The first type is the risk of failure - loss of capital. You invest in something, and it tanks - you lose your money.
The second type is the risk that your investment appreciates or grows slower than the rate of inflation. This means that although you didn't lose money, you lost value.
The third type is the risk that your investment beats the rate of inflation, but still produces unsatisfactory (e.g. below market) returns. Your investment is growing and gaining in value, but it is not meeting your expectations.
The last type of investment risk is where your investment is able to produce a satisfactory return over the short-term, but the return is unsustainable over the long-term. In other words, its long-term success is not reliable or predictable.
Understanding risk with this framework allows you not to treat all risk the same. Risk is not just the loss of capital, but the loss of value, opportunity, and trust (reliability).
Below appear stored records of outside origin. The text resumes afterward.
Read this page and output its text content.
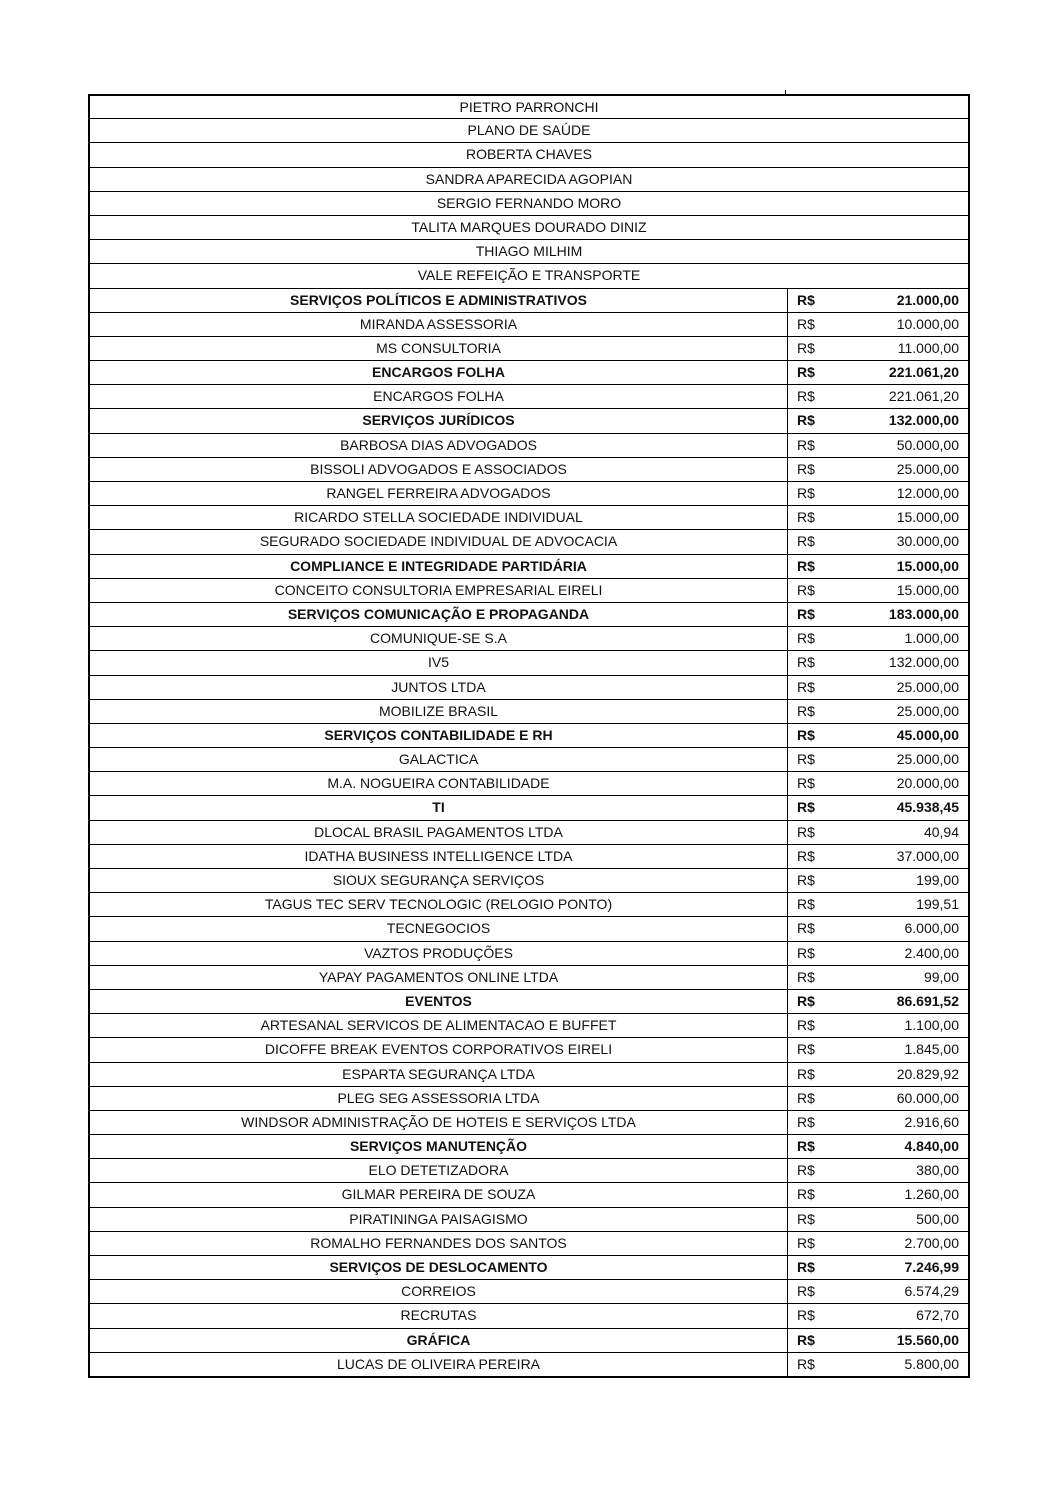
PIETRO PARRONCHI
PLANO DE SAÚDE
ROBERTA CHAVES
SANDRA APARECIDA AGOPIAN
SERGIO FERNANDO MORO
TALITA MARQUES DOURADO DINIZ
THIAGO MILHIM
VALE REFEIÇÃO E TRANSPORTE
SERVIÇOS POLÍTICOS E ADMINISTRATIVOS	R$	21.000,00
MIRANDA ASSESSORIA	R$	10.000,00
MS CONSULTORIA	R$	11.000,00
ENCARGOS FOLHA	R$	221.061,20
ENCARGOS FOLHA	R$	221.061,20
SERVIÇOS JURÍDICOS	R$	132.000,00
BARBOSA DIAS ADVOGADOS	R$	50.000,00
BISSOLI ADVOGADOS E ASSOCIADOS	R$	25.000,00
RANGEL FERREIRA ADVOGADOS	R$	12.000,00
RICARDO STELLA SOCIEDADE INDIVIDUAL	R$	15.000,00
SEGURADO SOCIEDADE INDIVIDUAL DE ADVOCACIA	R$	30.000,00
COMPLIANCE E INTEGRIDADE PARTIDÁRIA	R$	15.000,00
CONCEITO CONSULTORIA EMPRESARIAL EIRELI	R$	15.000,00
SERVIÇOS COMUNICAÇÃO E PROPAGANDA	R$	183.000,00
COMUNIQUE-SE S.A	R$	1.000,00
IV5	R$	132.000,00
JUNTOS LTDA	R$	25.000,00
MOBILIZE BRASIL	R$	25.000,00
SERVIÇOS CONTABILIDADE E RH	R$	45.000,00
GALACTICA	R$	25.000,00
M.A. NOGUEIRA CONTABILIDADE	R$	20.000,00
TI	R$	45.938,45
DLOCAL BRASIL PAGAMENTOS LTDA	R$	40,94
IDATHA BUSINESS INTELLIGENCE LTDA	R$	37.000,00
SIOUX SEGURANÇA SERVIÇOS	R$	199,00
TAGUS TEC SERV TECNOLOGIC (RELOGIO PONTO)	R$	199,51
TECNEGOCIOS	R$	6.000,00
VAZTOS PRODUÇÕES	R$	2.400,00
YAPAY PAGAMENTOS ONLINE LTDA	R$	99,00
EVENTOS	R$	86.691,52
ARTESANAL SERVICOS DE ALIMENTACAO E BUFFET	R$	1.100,00
DICOFFE BREAK EVENTOS CORPORATIVOS EIRELI	R$	1.845,00
ESPARTA SEGURANÇA LTDA	R$	20.829,92
PLEG SEG ASSESSORIA LTDA	R$	60.000,00
WINDSOR ADMINISTRAÇÃO DE HOTEIS E SERVIÇOS LTDA	R$	2.916,60
SERVIÇOS MANUTENÇÃO	R$	4.840,00
ELO DETETIZADORA	R$	380,00
GILMAR PEREIRA DE SOUZA	R$	1.260,00
PIRATININGA PAISAGISMO	R$	500,00
ROMALHO FERNANDES DOS SANTOS	R$	2.700,00
SERVIÇOS DE DESLOCAMENTO	R$	7.246,99
CORREIOS	R$	6.574,29
RECRUTAS	R$	672,70
GRÁFICA	R$	15.560,00
LUCAS DE OLIVEIRA PEREIRA	R$	5.800,00
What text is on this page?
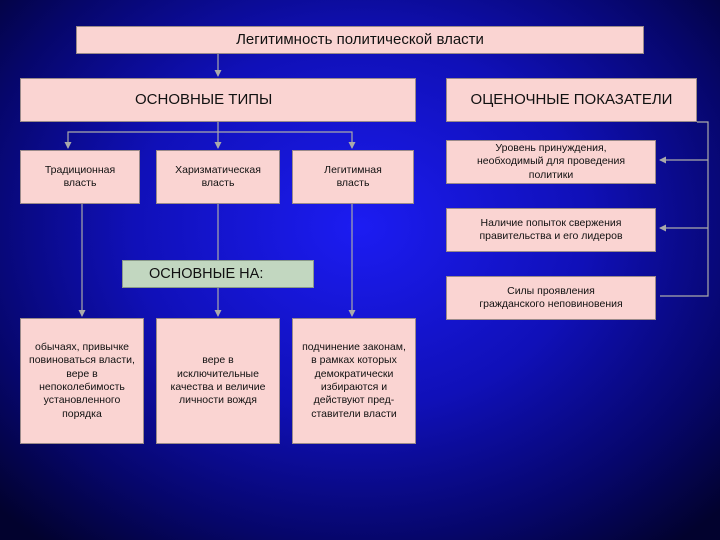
Легитимность политической власти
ОСНОВНЫЕ ТИПЫ	ОЦЕНОЧНЫЕ ПОКАЗАТЕЛИ
Традиционная
власть
Харизматическая
власть
Легитимная
власть
Уровень принуждения,
необходимый для проведения
политики
Наличие попыток свержения
правительства и его лидеров
Силы проявления
гражданского неповиновения
ОСНОВНЫЕ НА:
обычаях, привычке
повиноваться власти,
вере в
непоколебимость
установленного
порядка
вере в
исключительные
качества и величие
личности вождя
подчинение законам,
в рамках которых
демократически
избираются и
действуют пред-
ставители власти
This framework also forces an investor to ask a different set of questions for each type of risk in order to mitigate that risk.
For instance, with the first type of risk, the investor might focus on the chances of losing money on his investment. With the second type of risk, the focus might be on competitiveness and the value that investment (e.g. a company, a property) produces for others.
With the third type, the focus would be on primacy and positioning - how strongly positioned is the investment in its market or field or area. And with the last type, the focus would be on how well-managed the investment is. Is management reinvesting profits back into the company or property? Are opportunities for growth being missed?
Armed with this framework, an investor can look at different investments differently, providing more nuance to his or her investment decisions.